I would like to add my perspective on the “threats” to marriage to that of Lorne Blackman’s. I agree there has been a real breakdown in respect for marriage.
However, heterosexuals are to blame for that — through infidelity, divorce, domestic violence, parental abandonment, etc.
I also believe that having a good mother and father is to be desired for every child, but sadly that has become almost the exception today. Instead we have bad marriages that are better ended for all involved, including the children. This is an unfortunate situation, but in many cases a subsequent relationship provides a healthy environment for all concerned.
Such alternate family groupings as single-parent homes and homosexual couples can, and often do, find a surrogate or role model for the missing parent of the opposite sex and enjoy a happy, successful family.
Rather than degrade marriage, homosexuals honor marriage in their desire and efforts to be allowed to marry. Conversely heterosexual couples are increasingly “degrading” marriage by choosing not to marry — although sometimes for good reason (e.g. age or finances).

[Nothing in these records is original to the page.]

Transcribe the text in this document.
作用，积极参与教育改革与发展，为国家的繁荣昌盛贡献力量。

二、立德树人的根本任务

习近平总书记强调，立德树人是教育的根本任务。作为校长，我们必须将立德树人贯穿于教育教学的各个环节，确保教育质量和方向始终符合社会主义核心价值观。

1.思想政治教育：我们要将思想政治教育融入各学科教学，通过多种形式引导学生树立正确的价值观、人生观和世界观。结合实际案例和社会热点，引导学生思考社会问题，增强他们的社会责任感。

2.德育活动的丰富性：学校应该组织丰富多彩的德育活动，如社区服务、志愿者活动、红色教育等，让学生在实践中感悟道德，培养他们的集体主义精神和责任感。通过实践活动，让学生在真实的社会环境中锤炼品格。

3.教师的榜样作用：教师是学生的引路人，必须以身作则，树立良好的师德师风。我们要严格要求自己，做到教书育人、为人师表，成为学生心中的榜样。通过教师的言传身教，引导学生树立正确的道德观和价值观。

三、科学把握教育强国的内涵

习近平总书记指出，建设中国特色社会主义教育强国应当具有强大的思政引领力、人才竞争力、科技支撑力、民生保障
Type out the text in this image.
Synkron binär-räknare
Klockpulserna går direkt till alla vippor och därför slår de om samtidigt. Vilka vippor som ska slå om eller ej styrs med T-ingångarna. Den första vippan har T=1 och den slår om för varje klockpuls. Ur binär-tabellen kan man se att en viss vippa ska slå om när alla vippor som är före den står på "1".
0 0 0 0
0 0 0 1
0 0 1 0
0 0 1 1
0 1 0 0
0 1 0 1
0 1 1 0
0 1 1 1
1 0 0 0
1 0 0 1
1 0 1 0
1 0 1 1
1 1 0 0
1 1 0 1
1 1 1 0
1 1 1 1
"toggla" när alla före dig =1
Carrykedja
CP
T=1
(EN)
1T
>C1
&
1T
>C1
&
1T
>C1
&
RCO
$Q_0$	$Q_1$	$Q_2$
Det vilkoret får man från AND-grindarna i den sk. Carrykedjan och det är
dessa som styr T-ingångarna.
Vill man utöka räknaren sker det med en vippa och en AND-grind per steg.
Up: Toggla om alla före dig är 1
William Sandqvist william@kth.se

No one is “redefining” marriage. It is a legal arrangement. Some enter into it “in the sight of God” and regard it as a sacramental act. Should we hold it against them if it makes them feel good? No one is forbidding that, nor are they likely to.
Mr. Blackman may never have re-examined and changed any of his beliefs, but many of us do, and it is rarely easy, particularly in the case of a strongly held religious, traditional and/or political belief.
But when you see something you believe differently, you can’t undo the insight, though you may choose to cling to the former belief, if for no other reason than to remain in a comfortable rut.